Resultado e discussão
Referente ao 1º nível taxonômico (Figura 1), salienta-se, inicialmente, que o
mapeamento semiautomatizado a partir de atributos geomorfométricos teve
correlação com as principais formas de relevo características do estado de Mato
Grosso presentes em publicações prévias em escala semelhante – principalmente as
planícies, que têm limites mais perceptíveis e, portanto, menor subjetividade.
As três maiores planícies do estado (Pantanal, a sul, Guaporé, a sudoeste e
Bananal, a leste) foram identificadas com precisão, além das demais planícies
que acompanham os principais rios das bacias hidrográficas do estado.
A presença de montanhas no estado de Mato Grosso é amparada pela literatura, uma
vez que trabalhos como o de Ross (2014, p. 181) e da CPRM (MORAES, 2010), por
exemplo, caracterizem o relevo da Faixa Paraguai como domínio montanhoso. Os
demais trabalhos citam a região como “Província Serrana” ou terminologias afins.
Trata-se da forma de relevo com menor representatividade espacial no 1º táxon,
mas que resguarda aspectos morfológicos e estruturais imprescindíveis à
compreensão da evolução e dinâmica do relevo mato-grossense. O antigo sistema
orogênico (~540 Ma.) representa uma faixa que cruza o estado de sudoeste a
nordeste. Apenas o núcleo no entorno da Estação Ecológica da Serra das Araras,
no entanto, foi considerado como relevo montanhoso. Essa é a porção que sustenta
as maiores elevações e amplitudes altimétricas que superam 400 metros.
No 3º táxon consta o mapeamento das serras montanhosas paralelas entre si, com
centenas de quilômetros, sustentadas por estruturas rochosas de arenitos
altamente silicificados. O referido sistema orogênico contém rochas sedimentares
depositadas sobre uma margem passiva durante o Neoproterozóico que foram
submetidas a dobramentos do Ciclo Brasiliano.

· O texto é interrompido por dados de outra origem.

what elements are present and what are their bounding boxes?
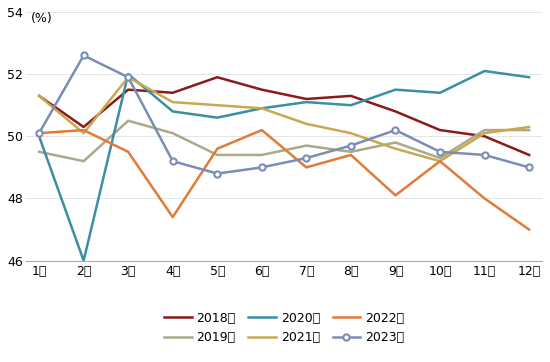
2020年 (526, 75, 532, 79)
2022年 (214, 147, 221, 151)
2022年 (303, 165, 310, 169)
2019年 (437, 156, 443, 160)
2023年 (481, 153, 488, 157)
2023年 (392, 128, 399, 132)
2019年 (303, 143, 310, 148)
2020年 (348, 103, 354, 108)
2019年 (214, 153, 221, 157)
Line: 2021年: 2021年 (39, 77, 529, 161)
2021年 (437, 159, 443, 163)
2022年 (348, 153, 354, 157)
2021年 (214, 103, 221, 108)
2023年 (36, 131, 42, 135)
2020年 (36, 134, 42, 138)
2023年 (258, 165, 265, 169)
2020年 (437, 90, 443, 95)
2022年 (392, 193, 399, 198)
2023年 (80, 53, 87, 58)
Text: (%): (%) (31, 12, 53, 25)
2020年 (392, 88, 399, 92)
2018年 (526, 153, 532, 157)
2021年 (36, 94, 42, 98)
2021年 (80, 131, 87, 135)
2021年 (258, 106, 265, 110)
2023年 (303, 156, 310, 160)
2021年 (392, 147, 399, 151)
2018年 (481, 134, 488, 138)
2020年 (169, 109, 176, 114)
2020年 (258, 106, 265, 110)
2022年 (125, 150, 131, 154)
2020年 (303, 100, 310, 104)
2021年 (526, 125, 532, 129)
2018年 (348, 94, 354, 98)
Legend: 2018年, 2019年, 2020年, 2021年, 2022年, 2023年: 2018年, 2019年, 2020年, 2021年, 2022年, 2023年 (164, 312, 404, 344)
2019年 (36, 150, 42, 154)
2018年 (80, 125, 87, 129)
2021年 (303, 122, 310, 126)
2018年 (303, 97, 310, 101)
2019年 (169, 131, 176, 135)
2018年 (392, 109, 399, 114)
Line: 2023年: 2023年 (36, 52, 532, 177)
2020年 (125, 72, 131, 76)
2023年 (169, 159, 176, 163)
2021年 (348, 131, 354, 135)
2019年 (125, 119, 131, 123)
2018年 (258, 88, 265, 92)
2021年 (481, 131, 488, 135)
2020年 (214, 115, 221, 120)
2018年 (125, 88, 131, 92)
2023年 (348, 143, 354, 148)
2022年 (169, 215, 176, 219)
2022年 (526, 227, 532, 232)
2018年 (214, 75, 221, 79)
2019年 (481, 128, 488, 132)
2018年 (437, 128, 443, 132)
2019年 (392, 140, 399, 145)
2019年 (348, 150, 354, 154)
2020年 (481, 69, 488, 73)
2019年 (526, 128, 532, 132)
2022年 (258, 128, 265, 132)
2023年 (125, 75, 131, 79)
2022年 (80, 128, 87, 132)
2018年 (169, 90, 176, 95)
Line: 2020年: 2020年 (39, 71, 529, 261)
2023年 (437, 150, 443, 154)
Line: 2018年: 2018年 (39, 77, 529, 155)
2023年 (526, 165, 532, 169)
2023年 (214, 172, 221, 176)
2019年 (258, 153, 265, 157)
2021年 (169, 100, 176, 104)
2018年 (36, 94, 42, 98)
Line: 2022年: 2022年 (39, 130, 529, 230)
2019年 (80, 159, 87, 163)
Line: 2019年: 2019年 (39, 121, 529, 161)
2021年 (125, 75, 131, 79)
2022年 (481, 196, 488, 201)
2022年 (437, 159, 443, 163)
2022年 (36, 131, 42, 135)
2020年 (80, 258, 87, 263)
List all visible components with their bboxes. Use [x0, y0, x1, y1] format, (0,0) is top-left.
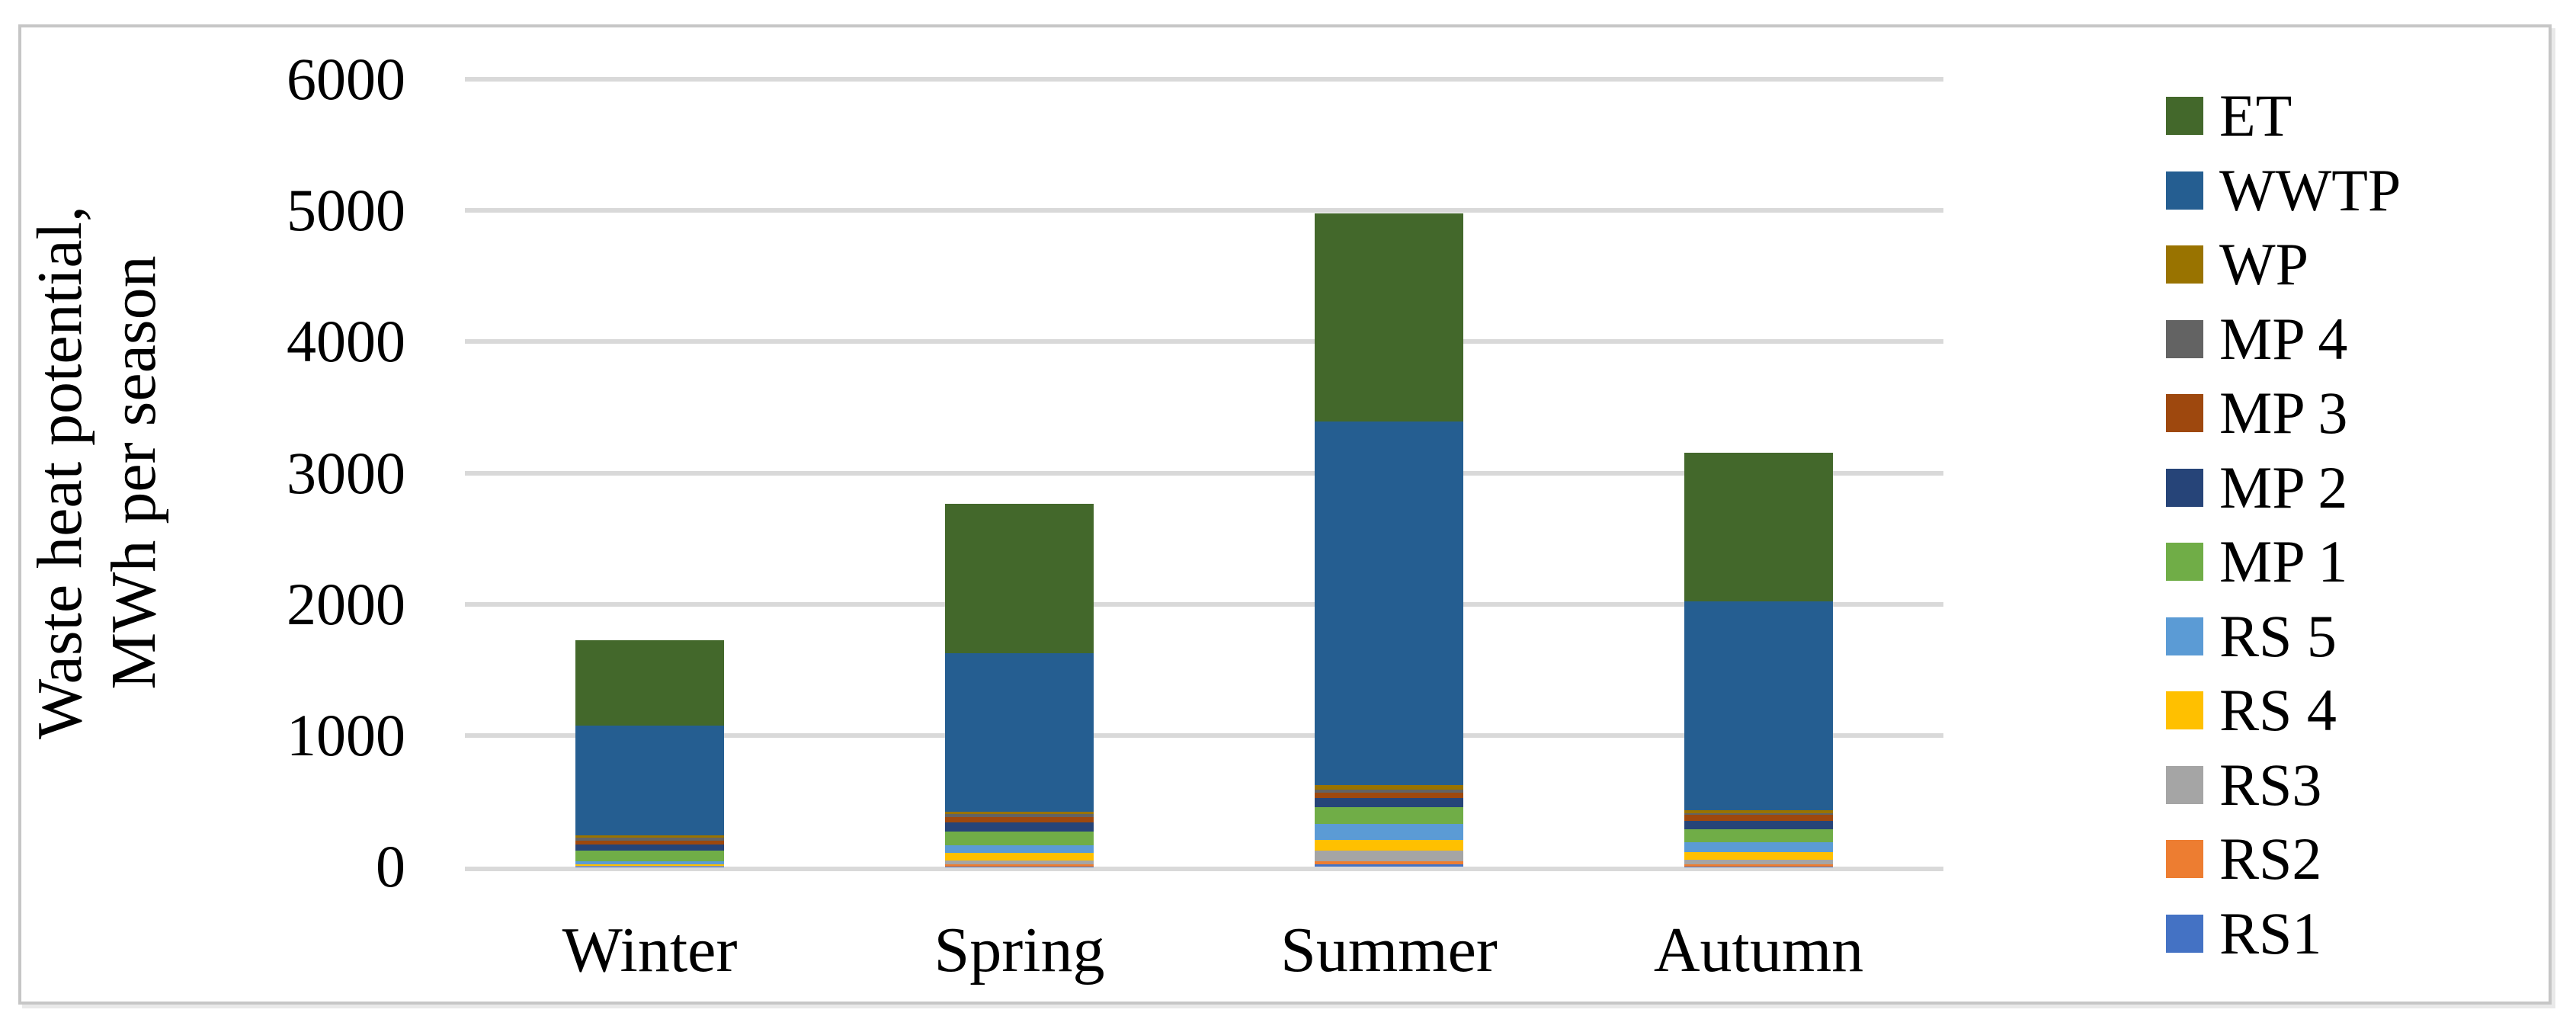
bar-segment-summer-wwtp [1315, 421, 1463, 785]
x-category-label-autumn: Autumn [1653, 915, 1864, 986]
y-tick-label-4000: 4000 [287, 308, 405, 375]
bar-segment-summer-rs3 [1315, 851, 1463, 862]
bar-segment-spring-rs3 [945, 861, 1094, 864]
bar-segment-autumn-rs4 [1684, 852, 1833, 861]
bar-segment-summer-rs2 [1315, 861, 1463, 865]
bar-segment-winter-rs4 [575, 864, 724, 867]
bar-segment-summer-et [1315, 213, 1463, 421]
y-tick-label-5000: 5000 [287, 177, 405, 244]
bar-segment-winter-et [575, 640, 724, 726]
bar-segment-summer-rs4 [1315, 839, 1463, 851]
bar-segment-spring-mp3 [945, 817, 1094, 823]
bar-segment-spring-rs5 [945, 845, 1094, 854]
bar-segment-autumn-wp [1684, 809, 1833, 813]
bar-segment-spring-mp4 [945, 814, 1094, 818]
y-gridline-4000 [465, 339, 1943, 345]
bar-segment-spring-et [945, 504, 1094, 653]
bar-segment-autumn-mp1 [1684, 829, 1833, 843]
y-gridline-6000 [465, 77, 1943, 82]
y-axis-title-line-1: Waste heat potential, [24, 206, 95, 739]
bar-summer [1315, 213, 1463, 867]
bar-segment-winter-rs5 [575, 861, 724, 865]
y-gridline-5000 [465, 208, 1943, 213]
bar-segment-spring-wp [945, 811, 1094, 815]
bar-segment-summer-mp2 [1315, 798, 1463, 808]
bar-autumn [1684, 453, 1833, 867]
bar-segment-autumn-mp3 [1684, 815, 1833, 821]
y-gridline-1000 [465, 732, 1943, 738]
bar-segment-spring-wwtp [945, 652, 1094, 812]
x-category-label-summer: Summer [1280, 915, 1498, 986]
bar-segment-autumn-wwtp [1684, 601, 1833, 810]
bar-segment-autumn-rs3 [1684, 860, 1833, 864]
bar-segment-summer-mp1 [1315, 807, 1463, 824]
bar-segment-summer-wp [1315, 784, 1463, 790]
x-category-label-spring: Spring [934, 915, 1105, 986]
bar-segment-winter-wp [575, 835, 724, 838]
y-gridline-0 [465, 867, 1943, 871]
y-gridline-2000 [465, 601, 1943, 607]
bar-segment-autumn-mp2 [1684, 820, 1833, 829]
bar-segment-summer-mp4 [1315, 790, 1463, 793]
bar-segment-spring-rs2 [945, 864, 1094, 867]
bar-segment-spring-rs4 [945, 853, 1094, 861]
bar-segment-summer-rs1 [1315, 864, 1463, 867]
bar-segment-winter-wwtp [575, 725, 724, 835]
y-tick-label-2000: 2000 [287, 570, 405, 637]
y-tick-label-0: 0 [376, 833, 405, 899]
bar-segment-spring-mp1 [945, 832, 1094, 845]
x-category-label-winter: Winter [562, 915, 738, 986]
y-tick-label-6000: 6000 [287, 46, 405, 112]
bar-segment-autumn-rs2 [1684, 864, 1833, 867]
bar-segment-autumn-rs5 [1684, 842, 1833, 853]
y-axis-title: Waste heat potential, MWh per season [23, 130, 175, 816]
bar-segment-summer-mp3 [1315, 792, 1463, 798]
y-gridline-3000 [465, 470, 1943, 476]
bar-segment-winter-mp2 [575, 845, 724, 851]
y-axis-title-line-2: MWh per season [98, 255, 169, 690]
bar-spring [945, 504, 1094, 867]
bar-segment-autumn-mp4 [1684, 812, 1833, 816]
bar-segment-winter-mp1 [575, 850, 724, 862]
bar-winter [575, 640, 724, 867]
plot-area [465, 77, 1943, 871]
bar-segment-winter-mp3 [575, 840, 724, 845]
bar-segment-winter-mp4 [575, 838, 724, 841]
y-tick-label-1000: 1000 [287, 701, 405, 768]
y-tick-label-3000: 3000 [287, 439, 405, 506]
bar-segment-summer-rs5 [1315, 823, 1463, 840]
bar-segment-autumn-et [1684, 453, 1833, 602]
figure-border [18, 24, 2552, 1005]
bar-segment-spring-mp2 [945, 822, 1094, 832]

As superfícies rebaixadas, do 1º táxon, foram subdivididas no 3º táxon em
unidades como: depressão cuiabana (Figura 2), depressão do Alto Paraguai,
depressão cratônica do noroeste de Mato Grosso, além de superfícies rebaixadas
associadas às transições entre planaltos e planícies. O mapeamento se adequou
ao conceito proposto, considerando que tais formas indicam os “relevos mais
baixos do que as áreas adjacentes, resultantes de processos denudacionais [...],
podendo estar em regiões interplanálticas, intermontanas ou marginais e conter
relevos residuais” (CEN/SBCR, 2022).
Os planaltos representam a forma de relevo com maior abrangência espacial e
também de diversidade de classes nas subdivisões em níveis taxonômicos mais
detalhados. Paisagens com toponímias marcantes de Mato Grosso, como a Chapada
dos Guimarães (Figura 2), Serra da Petrovina e Serra do Roncador, são unidades
individualizadas no 3º táxon. A Serra Santa Bárbara, que culmina com o ponto
mais alto do estado (1118 metros), é um relevo de planalto (1º táxon) em cráton
(2º táxon) residual com alta dissecação (3º táxon).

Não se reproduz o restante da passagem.